JOURNAL=Frontiers in Artificial Intelligence

VOLUME=Volume 7 - 2024

YEAR=2024

URL=https://www.frontiersin.org/journals/artificial-intelligence/articles/10.3389/frai.2024.1387936

DOI=10.3389/frai.2024.1387936

ISSN=2624-8212

ABSTRACT=Training Deep Neural Networks (DNNs) places immense compute requirements on the underlying hardware platforms, expending large amounts of time and energy. An important factor contributing to the long training times is the increasing dataset complexity required to reach state-of-the-art performance in real-world applications. To address this challenge, we explore the use of input mixing, where multiple inputs are combined into a single composite input with an associated composite label for training. The goal is for training on the mixed input to achieve a similar effect as training separately on each the constituent inputs that it represents. This results in a lower number of inputs (or mini-batches) to be processed in each epoch, proportionally reducing training time.We find that naive input mixing leads to a considerable drop in learning performance and model accuracy due to interference between the forward/backward propagation of the mixed inputs.We propose two strategies to address this challenge and realize training speedups from input mixing with minimal impact on accuracy.

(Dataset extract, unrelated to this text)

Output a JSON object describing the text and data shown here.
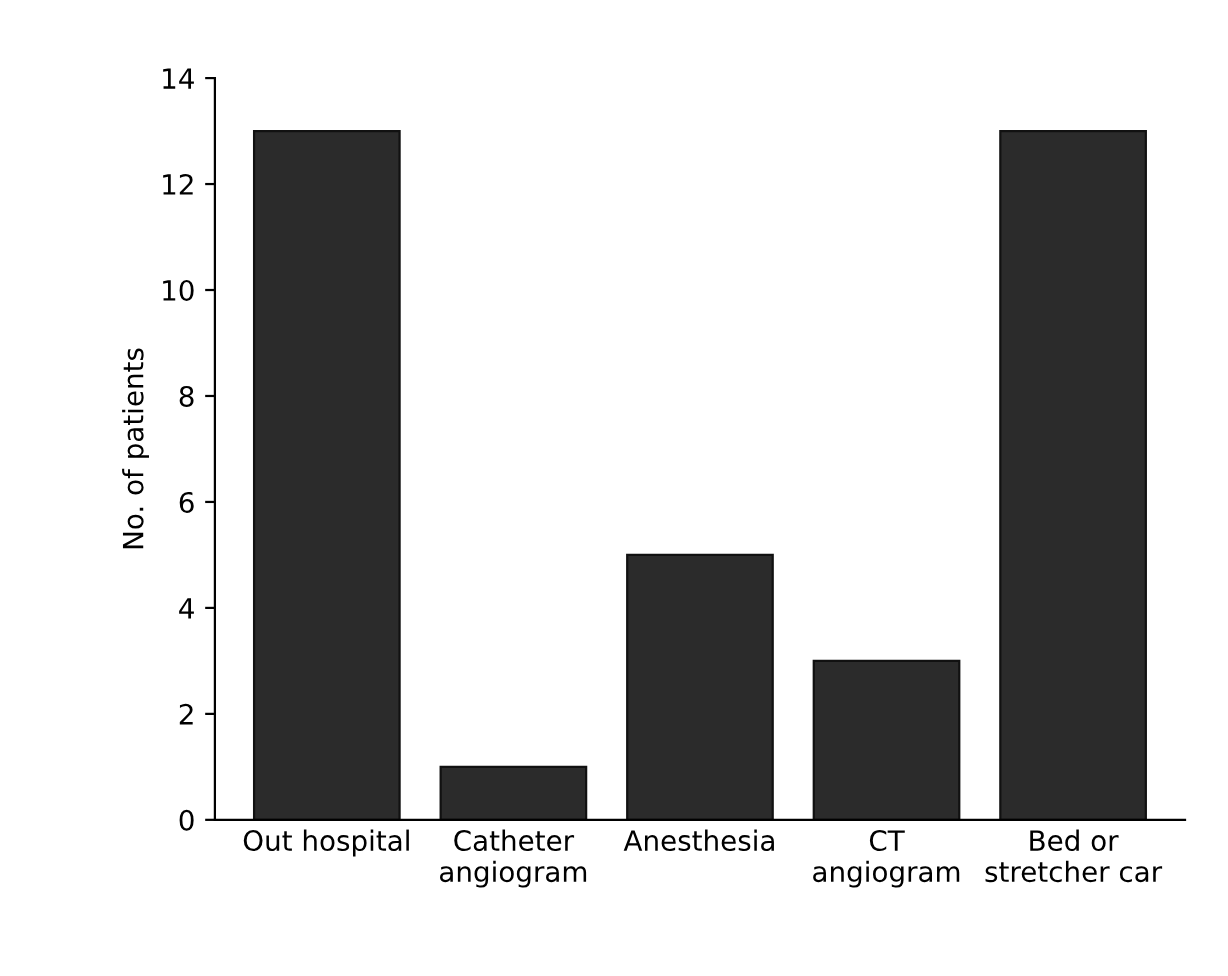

First, we reduce the impact of inter-input interference by exploiting the spatial separation between the features of the constituent inputs in the network's intermediate representations. We also adaptively vary the mixing ratio of constituent inputs based on their loss in previous epochs. Second, we propose heuristics to automatically identify the subset of the training dataset that is subject to mixing in each epoch. Across ResNets of varying depth, MobileNetV2 and two Vision Transformer networks, we obtain upto 1.6× and 1.8× speedups in training for the ImageNet and Cifar10 datasets, respectively, on an Nvidia RTX 2080Ti GPU, with negligible loss in classification accuracy.